By Donald H. Harrison
SAN DIEGO — Million Dollar Arm, a new Disney movie, stars Jon Hamm as J. B. Bernstein, a sports agent who figures if he can find some pitchers in India who can make it to the Big Leagues, Major League Baseball can start developing a fan base of some one billion people.
As non-kosher as the casting sounds, Hamm plays the Jewish Bernstein very well, taking the character on a trip of baseball discovery and self-discovery fraught with important lessons for the PG audiences who will watch it, not the least of which is “if at first you don’t succeed, try, try again.”
To find pitchers (and incidentally to get his own career back on track), Bernstein traveled throughout India inviting cricket-players and any other comers to try to throw a fast ball in the strike zone. Thanks to director Craig Gillespie, movie goers are treated to a cinematographic tour of India while they learn some baseball lore. Coming along with Bernstein and sidekick Aash Vasudevan (Aasif Mandvi) is a retired scout (Alan Arkin) who listens to the pitchers with his eyes closed, explaining he can tell how fast a ball has been thrown by the smack it makes when it hits the catcher’s glove.
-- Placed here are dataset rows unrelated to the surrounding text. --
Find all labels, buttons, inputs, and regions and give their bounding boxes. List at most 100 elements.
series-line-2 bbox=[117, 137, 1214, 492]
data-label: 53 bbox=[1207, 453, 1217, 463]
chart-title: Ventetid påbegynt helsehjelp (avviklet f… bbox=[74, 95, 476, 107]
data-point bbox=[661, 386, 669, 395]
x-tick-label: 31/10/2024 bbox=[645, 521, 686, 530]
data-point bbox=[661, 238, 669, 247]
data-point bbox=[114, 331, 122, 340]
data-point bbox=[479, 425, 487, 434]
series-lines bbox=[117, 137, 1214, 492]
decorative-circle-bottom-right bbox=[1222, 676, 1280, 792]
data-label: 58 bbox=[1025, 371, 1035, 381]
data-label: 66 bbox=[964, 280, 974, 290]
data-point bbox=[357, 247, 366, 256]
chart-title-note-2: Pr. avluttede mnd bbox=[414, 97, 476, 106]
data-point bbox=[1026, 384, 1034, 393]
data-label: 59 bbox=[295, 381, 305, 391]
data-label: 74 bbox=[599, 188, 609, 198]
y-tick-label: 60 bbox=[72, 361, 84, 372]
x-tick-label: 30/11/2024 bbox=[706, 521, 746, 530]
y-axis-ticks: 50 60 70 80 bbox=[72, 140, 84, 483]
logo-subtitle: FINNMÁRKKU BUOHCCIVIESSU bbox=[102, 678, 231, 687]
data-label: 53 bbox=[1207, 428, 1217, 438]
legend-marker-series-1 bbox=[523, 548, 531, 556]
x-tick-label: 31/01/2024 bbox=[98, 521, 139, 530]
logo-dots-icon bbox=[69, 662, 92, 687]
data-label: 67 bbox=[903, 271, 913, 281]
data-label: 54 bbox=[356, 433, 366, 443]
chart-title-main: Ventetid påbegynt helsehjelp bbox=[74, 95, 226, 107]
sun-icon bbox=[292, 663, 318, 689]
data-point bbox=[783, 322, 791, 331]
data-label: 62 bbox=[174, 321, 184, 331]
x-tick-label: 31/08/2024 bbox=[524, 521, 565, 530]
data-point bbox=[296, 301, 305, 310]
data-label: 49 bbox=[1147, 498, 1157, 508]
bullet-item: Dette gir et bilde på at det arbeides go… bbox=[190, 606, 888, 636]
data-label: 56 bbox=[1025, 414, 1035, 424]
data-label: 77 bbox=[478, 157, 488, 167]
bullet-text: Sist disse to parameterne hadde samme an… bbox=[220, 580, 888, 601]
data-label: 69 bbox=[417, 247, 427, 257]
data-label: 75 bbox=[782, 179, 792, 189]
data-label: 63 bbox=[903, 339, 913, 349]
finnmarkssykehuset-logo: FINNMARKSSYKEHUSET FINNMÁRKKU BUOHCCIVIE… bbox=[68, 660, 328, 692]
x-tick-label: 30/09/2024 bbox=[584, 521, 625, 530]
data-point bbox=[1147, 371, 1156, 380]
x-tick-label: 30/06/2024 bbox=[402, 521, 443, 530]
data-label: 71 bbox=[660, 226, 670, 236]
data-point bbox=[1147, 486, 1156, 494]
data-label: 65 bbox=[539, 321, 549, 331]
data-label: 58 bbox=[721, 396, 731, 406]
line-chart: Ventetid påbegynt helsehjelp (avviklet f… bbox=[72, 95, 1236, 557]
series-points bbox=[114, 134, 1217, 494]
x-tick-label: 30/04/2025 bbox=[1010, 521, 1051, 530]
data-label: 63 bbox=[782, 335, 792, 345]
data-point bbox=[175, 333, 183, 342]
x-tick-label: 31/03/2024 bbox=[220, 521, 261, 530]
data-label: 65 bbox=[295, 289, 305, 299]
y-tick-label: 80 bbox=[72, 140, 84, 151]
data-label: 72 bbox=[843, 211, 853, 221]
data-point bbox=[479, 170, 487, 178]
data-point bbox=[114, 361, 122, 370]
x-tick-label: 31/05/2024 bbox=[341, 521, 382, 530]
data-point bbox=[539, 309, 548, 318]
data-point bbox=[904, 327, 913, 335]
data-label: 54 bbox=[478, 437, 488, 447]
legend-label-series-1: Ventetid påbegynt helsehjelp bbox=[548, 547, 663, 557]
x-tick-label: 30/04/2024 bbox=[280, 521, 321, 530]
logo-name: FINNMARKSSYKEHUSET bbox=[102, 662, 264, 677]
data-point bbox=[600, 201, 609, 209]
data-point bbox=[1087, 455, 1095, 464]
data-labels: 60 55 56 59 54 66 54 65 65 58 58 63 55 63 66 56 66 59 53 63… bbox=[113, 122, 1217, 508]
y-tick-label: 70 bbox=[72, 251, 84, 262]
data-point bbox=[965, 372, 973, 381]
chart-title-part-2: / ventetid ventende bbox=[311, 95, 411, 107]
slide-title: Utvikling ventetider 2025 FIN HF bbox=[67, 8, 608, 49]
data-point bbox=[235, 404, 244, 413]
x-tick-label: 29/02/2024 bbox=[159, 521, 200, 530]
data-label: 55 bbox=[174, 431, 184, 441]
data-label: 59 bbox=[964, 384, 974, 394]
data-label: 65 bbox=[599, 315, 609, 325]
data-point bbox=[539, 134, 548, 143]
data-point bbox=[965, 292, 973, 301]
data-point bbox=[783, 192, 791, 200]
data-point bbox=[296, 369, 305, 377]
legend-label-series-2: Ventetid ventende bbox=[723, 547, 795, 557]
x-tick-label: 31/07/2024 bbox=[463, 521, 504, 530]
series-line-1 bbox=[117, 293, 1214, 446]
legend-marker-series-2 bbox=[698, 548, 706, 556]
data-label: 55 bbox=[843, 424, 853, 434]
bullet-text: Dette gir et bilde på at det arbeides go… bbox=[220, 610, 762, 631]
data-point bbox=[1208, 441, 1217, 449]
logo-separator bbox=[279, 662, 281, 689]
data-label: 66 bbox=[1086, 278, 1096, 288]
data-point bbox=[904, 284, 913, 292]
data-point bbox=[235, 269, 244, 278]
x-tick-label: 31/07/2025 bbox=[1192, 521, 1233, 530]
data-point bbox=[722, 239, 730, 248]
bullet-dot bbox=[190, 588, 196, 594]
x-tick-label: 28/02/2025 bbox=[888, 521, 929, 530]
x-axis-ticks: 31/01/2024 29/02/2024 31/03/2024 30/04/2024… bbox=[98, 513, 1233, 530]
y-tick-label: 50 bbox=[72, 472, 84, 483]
Eventually in Lucknow, India, two pitchers who can consistently hurl over 80 miles per hour are selected – left hander Rinku Singh (Suraj Sharma), who has trained as a javelin thrower, and Dinesh Patel (Madhur Mittal) – are pronounced the winners of the Reality TV baseball contest that had drawn tens of thousands of contestants.
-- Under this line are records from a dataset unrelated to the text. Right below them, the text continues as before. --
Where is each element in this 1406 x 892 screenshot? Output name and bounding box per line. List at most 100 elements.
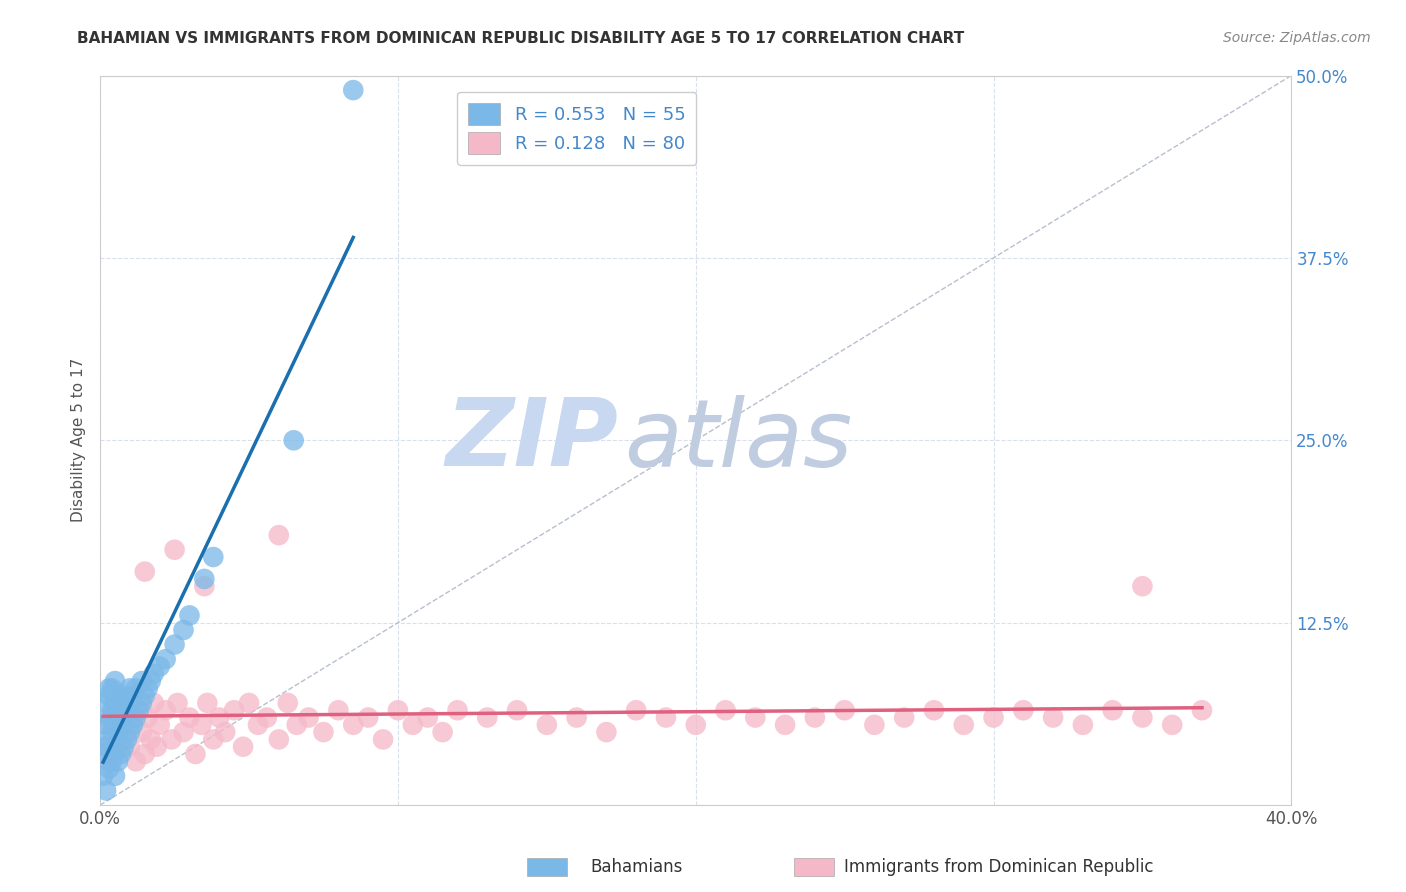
Point <box>506 703 529 717</box>
Point <box>155 703 177 717</box>
Point <box>110 703 132 717</box>
Point <box>91 739 114 754</box>
Point <box>125 710 148 724</box>
Point <box>179 710 201 724</box>
Point <box>115 732 138 747</box>
Point <box>134 747 156 761</box>
Point <box>804 710 827 724</box>
Point <box>107 754 129 768</box>
Point <box>952 718 974 732</box>
Point <box>125 681 148 696</box>
Point <box>94 718 117 732</box>
Point <box>98 681 121 696</box>
Point <box>432 725 454 739</box>
Text: ZIP: ZIP <box>446 394 619 486</box>
Point <box>112 689 135 703</box>
Point <box>1132 710 1154 724</box>
Point <box>163 638 186 652</box>
Point <box>134 689 156 703</box>
Point <box>139 732 162 747</box>
Point <box>1161 718 1184 732</box>
Point <box>714 703 737 717</box>
Point <box>155 652 177 666</box>
Point <box>477 710 499 724</box>
Point <box>232 739 254 754</box>
Point <box>98 762 121 776</box>
Point <box>246 718 269 732</box>
Text: Source: ZipAtlas.com: Source: ZipAtlas.com <box>1223 31 1371 45</box>
Point <box>160 732 183 747</box>
Point <box>104 674 127 689</box>
Point <box>118 703 141 717</box>
Point <box>238 696 260 710</box>
Point <box>118 739 141 754</box>
Point <box>94 739 117 754</box>
Point <box>104 696 127 710</box>
Point <box>101 703 124 717</box>
Point <box>139 674 162 689</box>
Text: atlas: atlas <box>624 395 852 486</box>
Point <box>149 659 172 673</box>
Point <box>922 703 945 717</box>
Point <box>1132 579 1154 593</box>
Point <box>104 739 127 754</box>
Point <box>173 623 195 637</box>
Point <box>115 696 138 710</box>
Point <box>893 710 915 724</box>
Point <box>208 710 231 724</box>
Point <box>131 725 153 739</box>
Point <box>267 732 290 747</box>
Point <box>184 747 207 761</box>
Point <box>98 689 121 703</box>
Point <box>101 681 124 696</box>
Point <box>685 718 707 732</box>
Point <box>312 725 335 739</box>
Point <box>125 754 148 768</box>
Point <box>1012 703 1035 717</box>
Point <box>744 710 766 724</box>
Point <box>195 696 218 710</box>
Text: Bahamians: Bahamians <box>591 858 683 876</box>
Point <box>983 710 1005 724</box>
Point <box>371 732 394 747</box>
Point <box>112 739 135 754</box>
Point <box>131 696 153 710</box>
Point <box>94 783 117 797</box>
Point <box>224 703 246 717</box>
Text: BAHAMIAN VS IMMIGRANTS FROM DOMINICAN REPUBLIC DISABILITY AGE 5 TO 17 CORRELATIO: BAHAMIAN VS IMMIGRANTS FROM DOMINICAN RE… <box>77 31 965 46</box>
Point <box>136 681 159 696</box>
Point <box>94 696 117 710</box>
Point <box>107 725 129 739</box>
Y-axis label: Disability Age 5 to 17: Disability Age 5 to 17 <box>72 359 86 523</box>
Point <box>277 696 299 710</box>
Point <box>446 703 468 717</box>
Point <box>202 549 225 564</box>
Point <box>328 703 350 717</box>
Point <box>142 666 165 681</box>
Point <box>595 725 617 739</box>
Point <box>128 703 150 717</box>
Point <box>101 710 124 724</box>
Point <box>145 739 167 754</box>
Point <box>98 710 121 724</box>
Point <box>136 710 159 724</box>
Point <box>94 718 117 732</box>
Point <box>110 696 132 710</box>
Point <box>773 718 796 732</box>
Point <box>1101 703 1123 717</box>
Point <box>104 747 127 761</box>
Point <box>104 769 127 783</box>
Point <box>91 747 114 761</box>
Point <box>107 703 129 717</box>
Point <box>112 710 135 724</box>
Point <box>283 434 305 448</box>
Point <box>416 710 439 724</box>
Point <box>655 710 678 724</box>
Point <box>110 718 132 732</box>
Point <box>110 747 132 761</box>
Point <box>536 718 558 732</box>
Point <box>387 703 409 717</box>
Point <box>131 674 153 689</box>
Point <box>256 710 278 724</box>
Point <box>101 754 124 768</box>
After goodbyes to their families—and considerable hesitation about traveling so far away—the young men are transported along with a comedic interpreter/ guide Amit (Pitobash) , to Los Angeles, which is home base for the once successful JB (who in real life was known as Barry Bonds’ agent, but that’s another story).
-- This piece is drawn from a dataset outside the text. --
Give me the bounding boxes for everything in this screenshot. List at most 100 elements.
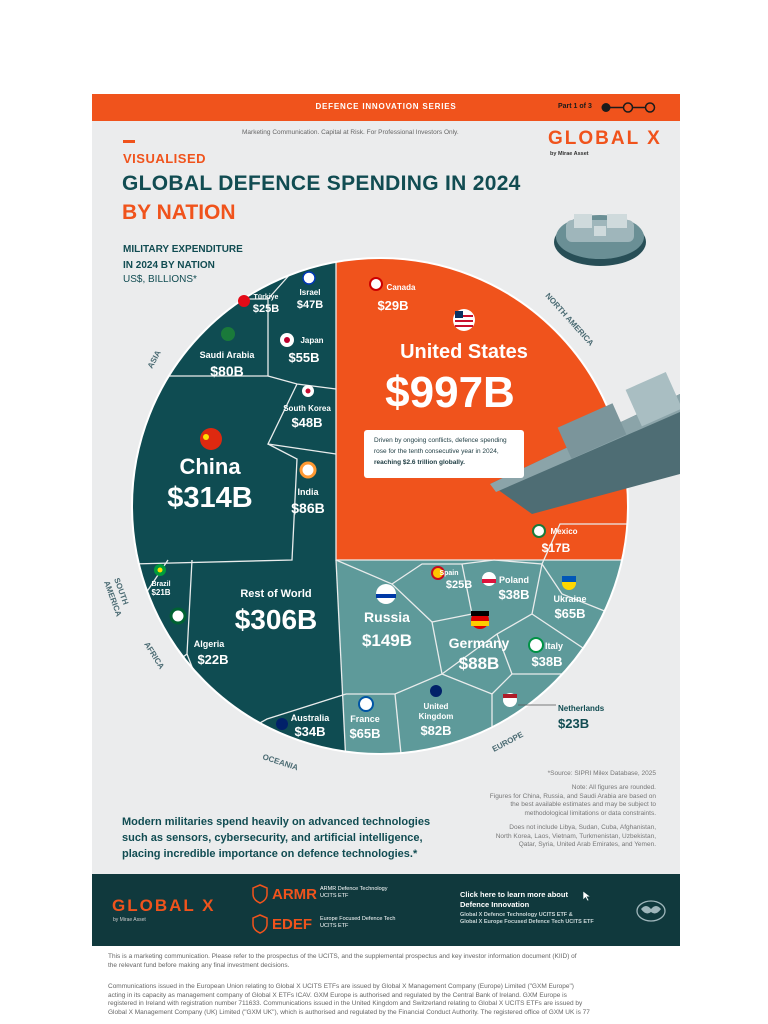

Now it’s their time for culture adjustment, as they eat pizzas for the first time, meet Brenda (Lake Bell)—JB’s tenant and love interest—and train under USC baseball coach Tom House (Bill Paxton). Will Chang (Tzi Ma) who is financing this marketing effort puts the pressure on Bernstein to have the boys ready in six months – an all but impossible time table. This causes Bernstein to treat Singh and Patel as business investments rather than as vulnerable human beings, with results that you might expect.
In real life, Singh and Patel were in fact given minor league contracts with the Pittsburgh Pirates organization with Singh still playing today and Patel now back in India helping to coach other prospects as India begins the long process of learning to love baseball.
In the movie, however, the outcome of their tryouts is not at all certain, and there is considerable tension as Bernstein and his two proteges encounter obstacle after obstacle. Brenda (today Mrs. Bernstein) helps everyone keep their heads, their moral compasses and their humanity.
There’s no violence, only a hint of sex, and no foul language. Many parents will find the story a welcome relief from the usual fare of the movie houses.